Santo Paulus menggambarkan pengalaman masa lalunya itu seperti duri di dalam daging. Karena merasa bersalah, bodoh, dan sakit sekali.
Pribadi Santo Paulus itu luar biasa, karena ia bisa berdamai dengan diri sendiri. Sehingga ia sembuh. Ia memperoleh terang, tapi dia minta pada Tuhan, duri dalam dagingnya tidak diambil supaya ia bisa merasakan kasih Allah yang makin kuat.
Akhirnya, ia dapat melihat gambaran dirinya seperti bejana tanah liat, sebagai seorang pelari maraton, dan seorang yang mendirikan kemah.
Intinya: tidak ada yang kekal selain dalam diri Allah. Ia tahu kepada siapa ia percaya. Hingga akhirnya ia melihat Allah dari wajah ke wajah.
Beranikah kita tetap membiarkan ‘duri’ itu ada pada daging kita? ‘Duri’ itu adalah rasa sakit, kelemahan, dosa kita yang disembunyikan.
Jangan takut! Mengapa? Tubuh ini adalah bait Roh Kudus (1 Korintus 3: 16).

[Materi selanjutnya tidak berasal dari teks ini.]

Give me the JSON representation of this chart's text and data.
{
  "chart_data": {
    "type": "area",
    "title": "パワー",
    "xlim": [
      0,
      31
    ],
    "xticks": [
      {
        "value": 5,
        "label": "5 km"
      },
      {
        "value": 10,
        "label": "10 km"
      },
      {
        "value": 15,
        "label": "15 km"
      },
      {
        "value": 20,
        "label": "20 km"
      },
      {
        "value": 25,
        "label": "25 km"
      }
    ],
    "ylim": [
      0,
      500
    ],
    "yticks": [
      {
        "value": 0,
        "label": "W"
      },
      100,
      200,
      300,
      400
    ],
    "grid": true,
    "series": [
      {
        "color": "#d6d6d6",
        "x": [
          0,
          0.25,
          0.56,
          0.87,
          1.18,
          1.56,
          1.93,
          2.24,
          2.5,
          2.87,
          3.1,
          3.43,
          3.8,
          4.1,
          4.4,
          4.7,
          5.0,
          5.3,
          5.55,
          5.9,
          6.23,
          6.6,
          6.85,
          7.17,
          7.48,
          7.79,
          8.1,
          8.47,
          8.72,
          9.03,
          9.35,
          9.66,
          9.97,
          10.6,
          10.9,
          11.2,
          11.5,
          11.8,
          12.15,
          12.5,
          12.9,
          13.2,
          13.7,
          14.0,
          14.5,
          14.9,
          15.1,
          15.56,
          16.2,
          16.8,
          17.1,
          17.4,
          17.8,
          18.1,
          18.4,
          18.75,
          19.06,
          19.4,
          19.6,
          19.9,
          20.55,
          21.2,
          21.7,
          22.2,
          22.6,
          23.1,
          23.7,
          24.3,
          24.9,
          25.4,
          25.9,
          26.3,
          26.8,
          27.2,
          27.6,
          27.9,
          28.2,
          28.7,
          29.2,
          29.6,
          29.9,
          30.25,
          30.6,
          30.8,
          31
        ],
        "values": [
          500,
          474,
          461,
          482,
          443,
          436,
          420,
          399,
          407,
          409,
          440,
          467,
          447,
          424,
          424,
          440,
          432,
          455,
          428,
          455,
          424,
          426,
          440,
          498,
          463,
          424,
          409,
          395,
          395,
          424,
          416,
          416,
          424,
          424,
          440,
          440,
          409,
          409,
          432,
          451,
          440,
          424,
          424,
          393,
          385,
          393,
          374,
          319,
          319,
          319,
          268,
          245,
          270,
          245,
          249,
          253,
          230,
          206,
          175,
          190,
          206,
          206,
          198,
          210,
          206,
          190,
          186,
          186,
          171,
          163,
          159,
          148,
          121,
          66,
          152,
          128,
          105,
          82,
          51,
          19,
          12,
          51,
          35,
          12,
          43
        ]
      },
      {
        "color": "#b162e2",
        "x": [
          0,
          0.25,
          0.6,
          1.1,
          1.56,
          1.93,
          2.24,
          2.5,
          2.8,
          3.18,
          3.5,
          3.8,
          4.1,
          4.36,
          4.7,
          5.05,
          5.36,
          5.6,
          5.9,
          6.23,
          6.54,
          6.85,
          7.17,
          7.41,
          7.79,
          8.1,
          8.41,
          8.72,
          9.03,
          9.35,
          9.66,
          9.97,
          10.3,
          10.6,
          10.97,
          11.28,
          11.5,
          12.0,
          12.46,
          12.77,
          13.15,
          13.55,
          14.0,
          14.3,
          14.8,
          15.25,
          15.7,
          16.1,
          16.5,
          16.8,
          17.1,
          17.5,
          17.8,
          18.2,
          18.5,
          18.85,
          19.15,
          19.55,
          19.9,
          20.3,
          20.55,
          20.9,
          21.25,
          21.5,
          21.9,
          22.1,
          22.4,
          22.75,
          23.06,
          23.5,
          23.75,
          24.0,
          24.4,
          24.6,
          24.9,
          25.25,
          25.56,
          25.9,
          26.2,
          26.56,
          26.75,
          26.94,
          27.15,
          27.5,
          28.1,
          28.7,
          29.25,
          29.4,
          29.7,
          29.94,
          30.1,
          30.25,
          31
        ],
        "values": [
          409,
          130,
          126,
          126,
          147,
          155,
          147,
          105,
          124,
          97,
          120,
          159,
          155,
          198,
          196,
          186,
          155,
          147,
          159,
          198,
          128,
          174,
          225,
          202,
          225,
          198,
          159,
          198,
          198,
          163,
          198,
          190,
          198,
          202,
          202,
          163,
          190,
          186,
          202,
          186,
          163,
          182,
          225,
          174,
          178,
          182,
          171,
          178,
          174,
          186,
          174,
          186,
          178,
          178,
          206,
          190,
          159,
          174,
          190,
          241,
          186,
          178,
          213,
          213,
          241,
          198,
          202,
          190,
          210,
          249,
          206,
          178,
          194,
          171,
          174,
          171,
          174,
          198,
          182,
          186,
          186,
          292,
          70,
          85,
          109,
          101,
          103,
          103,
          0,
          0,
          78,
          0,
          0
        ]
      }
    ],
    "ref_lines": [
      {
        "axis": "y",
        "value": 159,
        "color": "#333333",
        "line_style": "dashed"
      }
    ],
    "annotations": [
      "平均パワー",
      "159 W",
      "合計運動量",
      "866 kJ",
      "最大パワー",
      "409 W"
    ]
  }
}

Di situ bersemayam Roh Penghibur yang telah dijanjikan oleh Tuhan Yesus. Roh itu berasal dari Bapa dan Putera. Bersama Bapa dan Putera, disembah dan dimuliakan.
Daging yang ada durinya itu juga bisa dikuduskan. Juga bisa menyembah Allah Tritunggal Maha Kudus. Karena dalam relasi Bapa, Putera dan Roh Kudus itu ada sumber kasih yang “mendamaikan, menyembuhkan, dan menyegarkan.”

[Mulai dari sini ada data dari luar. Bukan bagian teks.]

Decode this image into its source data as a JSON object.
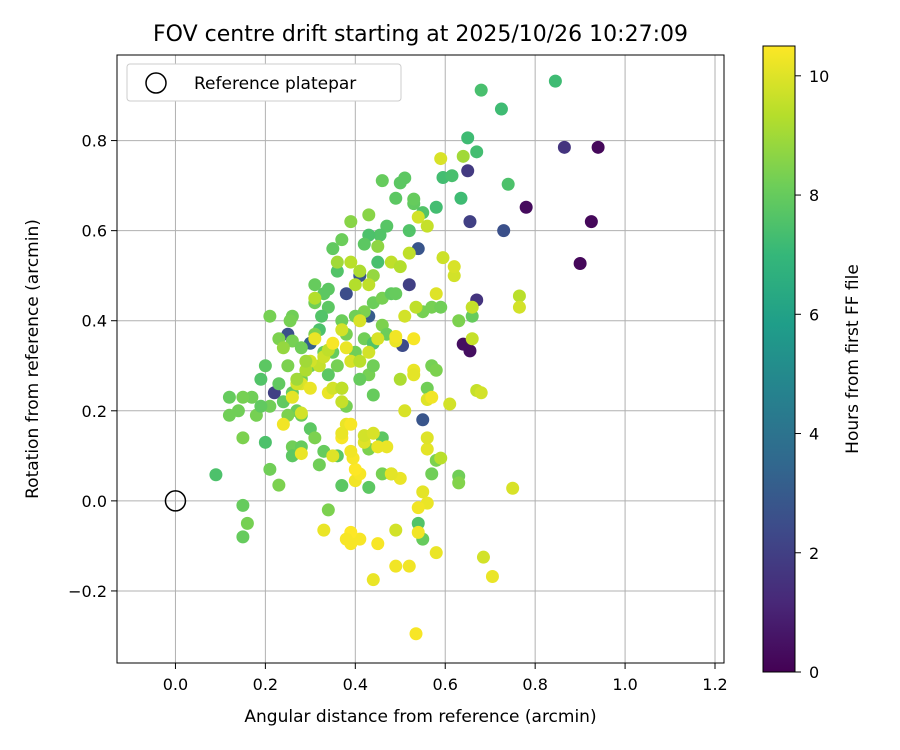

Duri dalam daging adalah identitas kemanusian kita. Sedangkan kasih Allah adalah keberadaan dari identitas Allah yang mengagumkan.
Ketahuilah diri ini dan kenalilah kasih Allah. Lalu pertemukan itu dalam satu kata, yaitu ‘percaya’. Dengan kata ini hidup kita terkoneksi dengan Allah yang adalah kasih.
Temukan kasih yang nyata, bukan kasih yang semu. Hiduplah dalam kasih yang nyata, bukan kasih yang semu. Lalu bagikan kasih yang nyata itu pada sesama.
Kasih yang nyata itu telah diberikan oleh Yesus Kristus, Sang Alfa dan Omega.